Otros sellos, como Destino, mantienen su disciplina tipográfica minimalista, pero la combinan con grandes ilustraciones que permiten individualizar un poco cada título. Es el caso de El mapa de los afectos, de Ana Merino. La magnífica ilustración de Irene Blasco nos habla en un lenguaje de color natural y vibrante, lleno de vida. Estos dibujos figurativos y realistas corren, sin embargo, un riesgo importante: que la imaginación de la ilustradora condicione la de los lectores en el retrato de los personajes. Otros estilos menos literales, como el de La inquietud de la noche (Temas de Hoy), de Marieke Lucas Rijneveld, sumergen al posible lector en el universo literario de la novela de una forma menos definida.
A la hora de crear una portada, el diseñador tiene tres herramientas básicas: la imagen, el color y la letra, y resulta difícil encontrar ejemplos que combinen ese trío para conseguir un conjunto armónico. En este caso, la ilustración tiene una potencia evocadora enorme, aunque la portada falla desde el momento en el que el texto y la imagen apenas se relacionan entre sí. Vecinos, pero no amigos.

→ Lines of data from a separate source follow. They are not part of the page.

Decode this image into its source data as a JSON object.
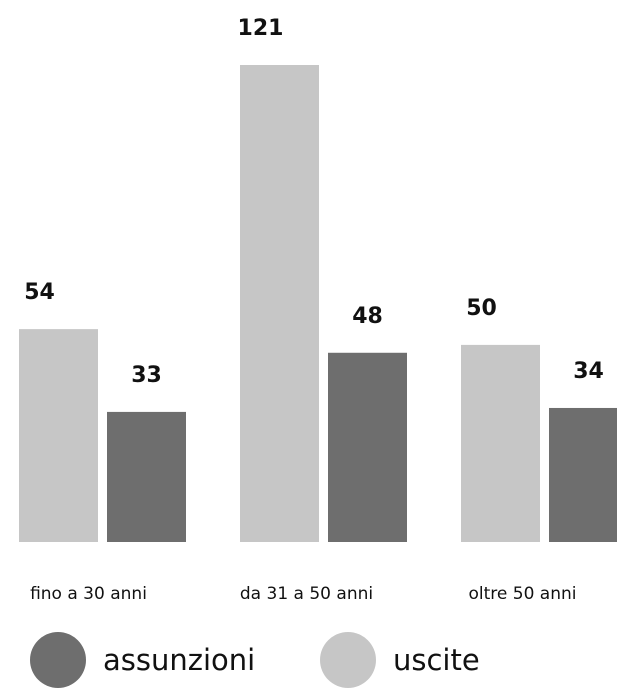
{
  "chart_data": {
    "type": "bar",
    "categories": [
      "fino a 30 anni",
      "da 31 a 50 anni",
      "oltre 50 anni"
    ],
    "series": [
      {
        "name": "uscite",
        "values": [
          54,
          121,
          50
        ],
        "color": "#c6c6c6"
      },
      {
        "name": "assunzioni",
        "values": [
          33,
          48,
          34
        ],
        "color": "#6e6e6e"
      }
    ],
    "title": "",
    "xlabel": "",
    "ylabel": "",
    "ylim": [
      0,
      121
    ],
    "grid": false,
    "legend_position": "bottom"
  },
  "legend": [
    {
      "label": "assunzioni",
      "color": "#6e6e6e"
    },
    {
      "label": "uscite",
      "color": "#c6c6c6"
    }
  ]
}
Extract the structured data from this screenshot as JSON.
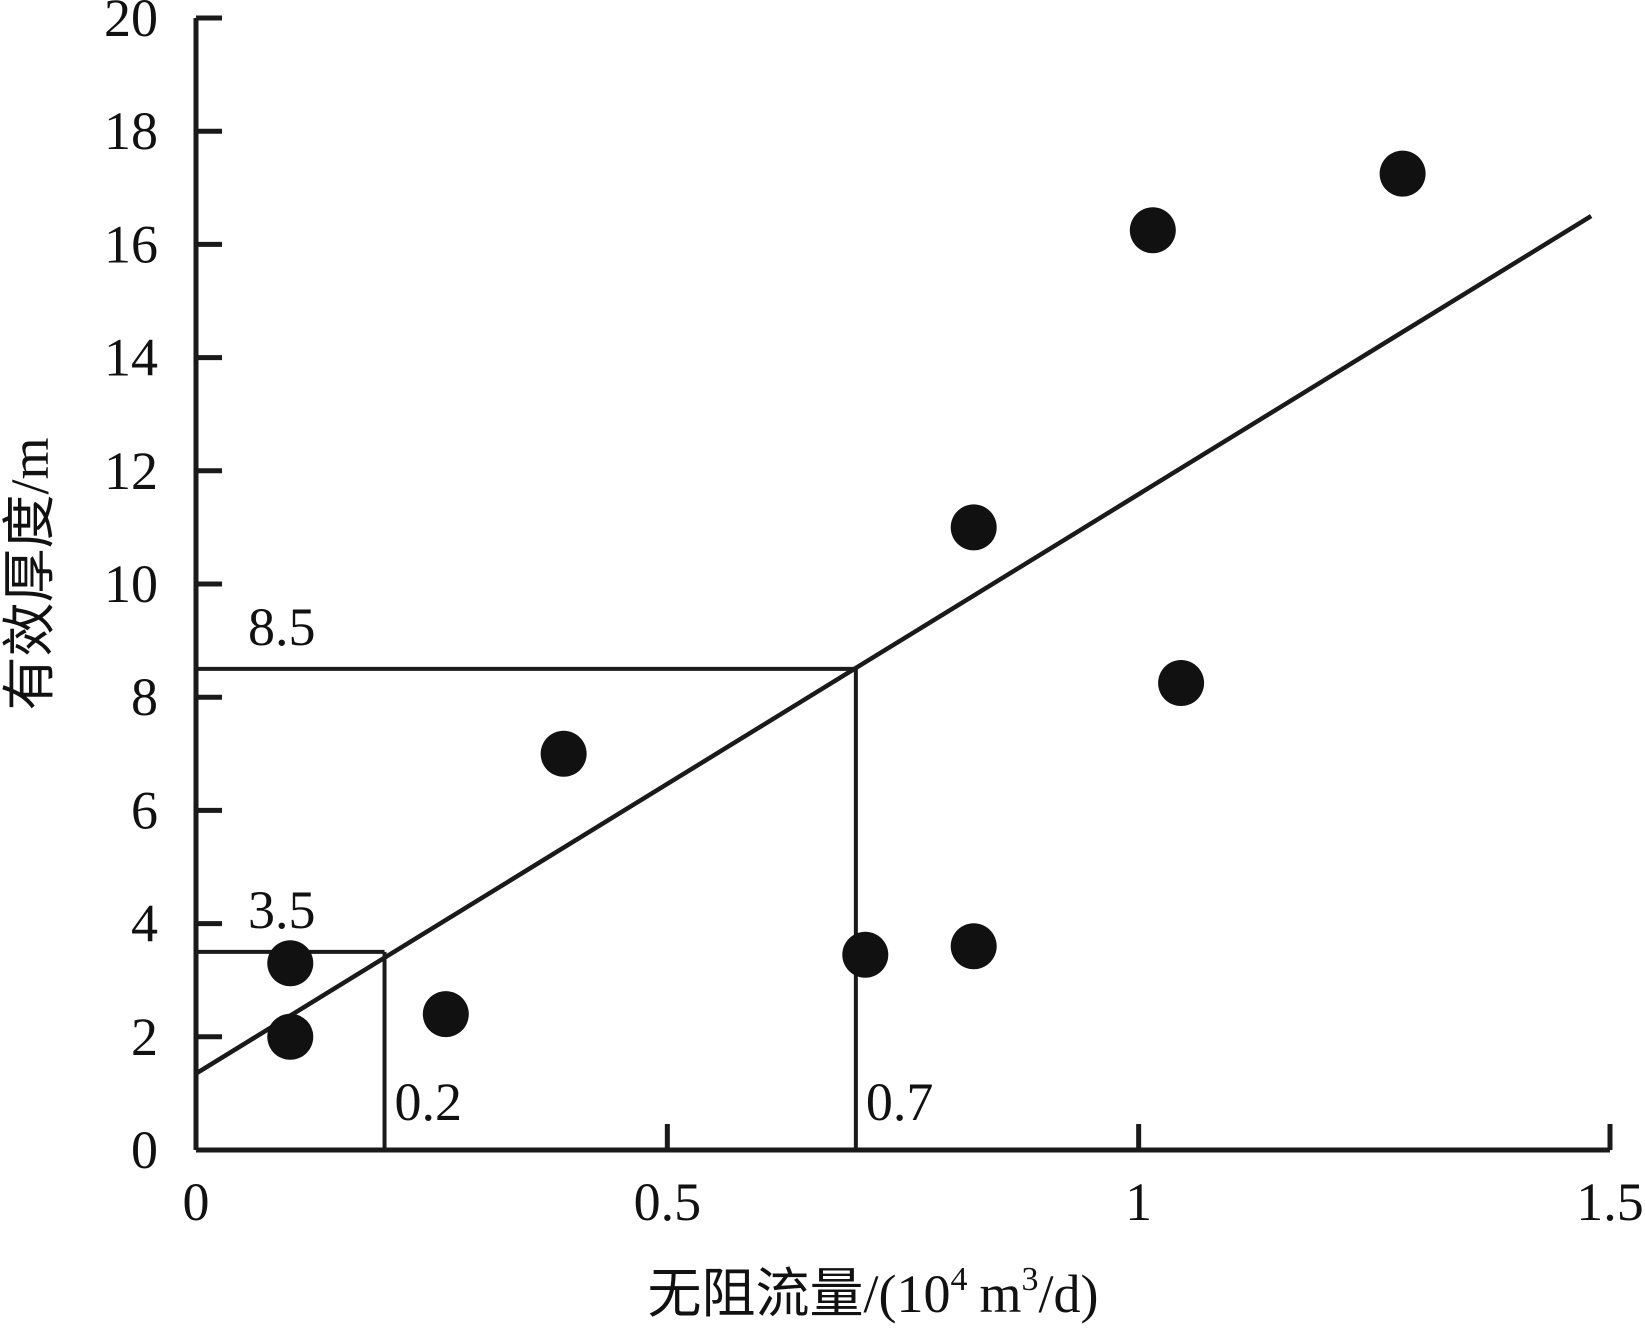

Sí hay caminos radicalmente diferentes a la hora de interpretar esos elementos, y estos dos libros son un ejemplo de términos opuestos a nivel gráfico, conceptual y biológico: las memorias de Woody Allen, A propósito de nada (Alianza), que se publican hoy jueves, y Depredadores (Roca), de Ronan Farrow, su hijo y uno de sus principales detractores. La portada de A propósito de nada juega dos cartas: por un lado, el texto blanco sobre negro transmite cierta sinceridad, incluso desvalimiento. Solo hay tres detalles de color para puntuar, literalmente, cada línea de texto. Por otro, recurrir a una tipografía desnuda es un evidente guiño a los títulos de crédito de sus películas. La referencia no es literal (la tipografía alleniana por excelencia se llama Windsor, y es parecida pero no lo mismo), pero los fans del autor se encuentran, por así decirlo, en terreno conocido.
Por su parte, el libro de Ronan Farrow también recurre a una referencia cinematográfica, pero totalmente opuesta. Las letras rotas y la ilustración a base de manchas de color remite a los carteles diseñados por Saul Bass para algunas de las películas más conocidas de Alfred Hitchcock. La acumulación de textos y de llamadas de atención respira intriga, escándalo, drama. Incluso las cursivas inclinadas en uno y otro sentido, un despliegue de dinamismo periodístico para un libro que busca, ante todo, impactar.